Ces deux faces de la colonisation, violence et progrès, ne sont pas l’envers et l’endroit d’un tapis mais ses fils entremêlés et indissociables qui le composent.

Une page sombre de l’histoire

Emmanuel Macron n’aurait donc pas dû parler de crime contre l’humanité et il en a convenu. En revanche, il pouvait dénoncer cette page sombre de notre histoire que fut la conquête de l’Algérie. À condition d’une part de replacer la colonisation dans son contexte de l’époque, d’en signaler comme il l’avait fait dans une interview au Point, à la fois les aspects négatifs et les apports positifs.
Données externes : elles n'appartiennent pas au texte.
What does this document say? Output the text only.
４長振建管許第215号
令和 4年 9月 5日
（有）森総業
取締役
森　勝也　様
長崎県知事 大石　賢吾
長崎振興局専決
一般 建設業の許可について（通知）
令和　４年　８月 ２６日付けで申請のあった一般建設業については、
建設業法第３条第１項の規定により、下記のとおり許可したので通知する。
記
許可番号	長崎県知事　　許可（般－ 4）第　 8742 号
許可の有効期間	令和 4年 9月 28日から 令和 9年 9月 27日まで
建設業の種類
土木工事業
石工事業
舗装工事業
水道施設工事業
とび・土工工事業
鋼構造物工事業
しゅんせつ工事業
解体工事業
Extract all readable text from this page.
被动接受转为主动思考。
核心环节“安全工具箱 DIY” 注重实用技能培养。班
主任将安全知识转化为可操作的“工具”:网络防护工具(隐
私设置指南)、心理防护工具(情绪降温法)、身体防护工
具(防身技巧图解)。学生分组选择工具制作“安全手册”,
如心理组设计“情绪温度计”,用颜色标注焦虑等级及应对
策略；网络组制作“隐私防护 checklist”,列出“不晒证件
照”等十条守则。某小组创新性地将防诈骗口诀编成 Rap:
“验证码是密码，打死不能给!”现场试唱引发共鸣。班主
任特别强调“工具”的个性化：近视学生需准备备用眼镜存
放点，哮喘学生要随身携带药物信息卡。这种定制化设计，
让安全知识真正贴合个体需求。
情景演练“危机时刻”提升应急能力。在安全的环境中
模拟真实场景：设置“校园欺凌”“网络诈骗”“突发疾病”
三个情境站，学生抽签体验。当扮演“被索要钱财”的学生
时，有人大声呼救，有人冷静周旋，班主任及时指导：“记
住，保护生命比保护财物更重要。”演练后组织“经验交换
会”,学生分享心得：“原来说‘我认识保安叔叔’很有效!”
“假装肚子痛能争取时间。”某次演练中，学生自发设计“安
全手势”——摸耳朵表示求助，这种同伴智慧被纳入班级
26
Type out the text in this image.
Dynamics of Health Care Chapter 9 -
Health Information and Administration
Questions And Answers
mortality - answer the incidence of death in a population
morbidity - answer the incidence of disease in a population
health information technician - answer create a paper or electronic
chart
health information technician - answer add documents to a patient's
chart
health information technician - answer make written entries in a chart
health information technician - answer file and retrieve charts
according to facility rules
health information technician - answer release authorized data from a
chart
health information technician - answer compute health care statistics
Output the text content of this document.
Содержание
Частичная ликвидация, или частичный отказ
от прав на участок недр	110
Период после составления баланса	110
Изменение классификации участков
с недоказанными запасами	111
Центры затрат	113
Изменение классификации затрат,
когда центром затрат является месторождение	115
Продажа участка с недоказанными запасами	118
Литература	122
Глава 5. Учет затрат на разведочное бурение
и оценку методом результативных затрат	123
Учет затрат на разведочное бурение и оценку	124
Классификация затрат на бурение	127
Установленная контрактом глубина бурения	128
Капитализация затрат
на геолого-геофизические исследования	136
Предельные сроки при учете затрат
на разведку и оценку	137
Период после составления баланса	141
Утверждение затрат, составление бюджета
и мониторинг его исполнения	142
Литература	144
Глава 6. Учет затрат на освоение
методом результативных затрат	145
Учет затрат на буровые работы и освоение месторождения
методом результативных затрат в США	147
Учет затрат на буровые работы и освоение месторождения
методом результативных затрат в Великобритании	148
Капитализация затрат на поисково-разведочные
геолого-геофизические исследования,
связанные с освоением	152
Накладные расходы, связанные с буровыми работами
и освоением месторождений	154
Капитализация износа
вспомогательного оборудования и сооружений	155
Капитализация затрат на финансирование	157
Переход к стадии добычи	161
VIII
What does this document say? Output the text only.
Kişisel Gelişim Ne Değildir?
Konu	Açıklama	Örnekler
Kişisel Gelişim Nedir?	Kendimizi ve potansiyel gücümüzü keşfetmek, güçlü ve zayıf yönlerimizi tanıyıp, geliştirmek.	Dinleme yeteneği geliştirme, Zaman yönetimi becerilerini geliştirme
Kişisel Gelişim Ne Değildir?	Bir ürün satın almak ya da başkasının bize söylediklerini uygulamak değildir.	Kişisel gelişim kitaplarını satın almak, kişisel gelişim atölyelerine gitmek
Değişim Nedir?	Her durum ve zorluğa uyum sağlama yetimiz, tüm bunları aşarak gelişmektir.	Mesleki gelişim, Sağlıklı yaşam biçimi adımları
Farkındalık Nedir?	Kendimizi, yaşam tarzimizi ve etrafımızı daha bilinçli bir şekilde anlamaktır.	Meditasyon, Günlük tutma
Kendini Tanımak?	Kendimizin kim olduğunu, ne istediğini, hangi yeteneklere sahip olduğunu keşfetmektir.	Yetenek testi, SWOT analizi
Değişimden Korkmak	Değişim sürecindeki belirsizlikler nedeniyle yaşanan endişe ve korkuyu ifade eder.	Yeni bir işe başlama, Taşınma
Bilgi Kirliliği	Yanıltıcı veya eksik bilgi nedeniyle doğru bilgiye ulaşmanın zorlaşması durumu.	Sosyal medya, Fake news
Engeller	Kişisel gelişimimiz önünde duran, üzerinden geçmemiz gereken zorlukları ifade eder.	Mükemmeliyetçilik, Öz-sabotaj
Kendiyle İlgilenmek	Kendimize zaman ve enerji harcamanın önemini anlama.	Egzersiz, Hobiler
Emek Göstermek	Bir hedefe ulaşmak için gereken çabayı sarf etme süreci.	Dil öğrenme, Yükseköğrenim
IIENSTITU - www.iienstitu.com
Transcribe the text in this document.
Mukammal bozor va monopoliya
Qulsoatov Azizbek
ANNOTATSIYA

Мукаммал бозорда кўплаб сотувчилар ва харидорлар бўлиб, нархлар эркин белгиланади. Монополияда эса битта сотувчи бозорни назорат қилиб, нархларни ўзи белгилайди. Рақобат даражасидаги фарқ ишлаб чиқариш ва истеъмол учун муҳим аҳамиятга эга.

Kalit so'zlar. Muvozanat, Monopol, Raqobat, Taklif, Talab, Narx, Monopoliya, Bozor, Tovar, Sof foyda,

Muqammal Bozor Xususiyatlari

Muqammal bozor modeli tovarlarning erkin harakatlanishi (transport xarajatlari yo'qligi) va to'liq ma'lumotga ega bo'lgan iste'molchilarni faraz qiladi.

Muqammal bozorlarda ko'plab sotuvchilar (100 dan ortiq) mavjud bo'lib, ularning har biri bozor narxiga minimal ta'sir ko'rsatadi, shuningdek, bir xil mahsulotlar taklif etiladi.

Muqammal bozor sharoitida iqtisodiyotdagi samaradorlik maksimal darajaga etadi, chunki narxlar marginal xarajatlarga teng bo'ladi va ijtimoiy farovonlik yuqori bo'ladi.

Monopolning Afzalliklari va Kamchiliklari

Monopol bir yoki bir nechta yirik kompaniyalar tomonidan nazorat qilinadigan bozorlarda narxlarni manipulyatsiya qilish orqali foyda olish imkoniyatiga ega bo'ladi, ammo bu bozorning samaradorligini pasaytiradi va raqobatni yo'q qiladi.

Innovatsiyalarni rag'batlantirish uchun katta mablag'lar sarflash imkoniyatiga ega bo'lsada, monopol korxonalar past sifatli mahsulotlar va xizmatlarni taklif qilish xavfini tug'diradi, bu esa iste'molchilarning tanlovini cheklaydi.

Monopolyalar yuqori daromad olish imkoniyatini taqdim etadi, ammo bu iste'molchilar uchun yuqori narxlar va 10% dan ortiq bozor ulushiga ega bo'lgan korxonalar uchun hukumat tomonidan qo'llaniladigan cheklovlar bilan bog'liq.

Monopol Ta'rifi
Beaucoup auraient apprécié aussi qu’il invite les responsables algériens à faire eux aussi leur part de travail de vérité en admettant les massacres de dizaines de milliers de civils après les accords d’Evian de mars 1962, notamment les enlèvements et assassinats de pieds noirs à Oran le 5 juillet et les massacres horribles d’anciens Harkis et leurs familles.

Cette question de la colonisation et en filigrane celle de la repentance a surgi encore lors d’une interview de Benoît Hamon (dans l’émission « On n’est pas couché »). Sans grande surprise, il a condamné la colonisation mais sans évoquer les deux faces de la présence française en Algérie et sans souhaiter que l’État algérien, qui n’est pas un modèle en termes de démocratie et respect des droits de l’Homme, reconnaisse et condamne la violation des Accords d’Evian et son cortège d’atrocités.

Tout se passe donc comme si les Algériens avaient gagné la bataille de la réécriture de l’histoire, imposant à une majorité de politiques français, de gauche notamment, une culpabilisation dont ils ne pourraient se défaire que par une repentance unilatérale. Cette vision est non seulement basée sur une lecture partielle et partiale de l’histoire franco-algérienne mais elle conduit vers un engrenage dangereux. D’abord parce qu’on n’en finirait pas de se repentir. Après l’Algérie, pourquoi pas l’abandon de fidèles en Indochine, la participation à la traite négrière, la Saint Barthélémy, le massacre des Albigeois et tant d’autres ignominies ?

Ensuite parce que si la connaissance historique permet de rendre justice et dignité, ces repentances politiques peuvent au contraire susciter des demandes impossibles de réparation et sécréter ainsi chez les descendants des victimes un sentiment d’injustice voire de haine contre la France. Il ne s’agit pas de nier ou de taire des faits historiques. « Les vérités que l’on tait deviennent vénéneuses », écrivait Nietzsche. Et on constate qu’elles empoisonnent encore notre présent. Mais c’est aux historiens de faire ce travail, pas aux politiques, car les amnisties politiques ne peuvent se faire sur la base d’amnésies historiques.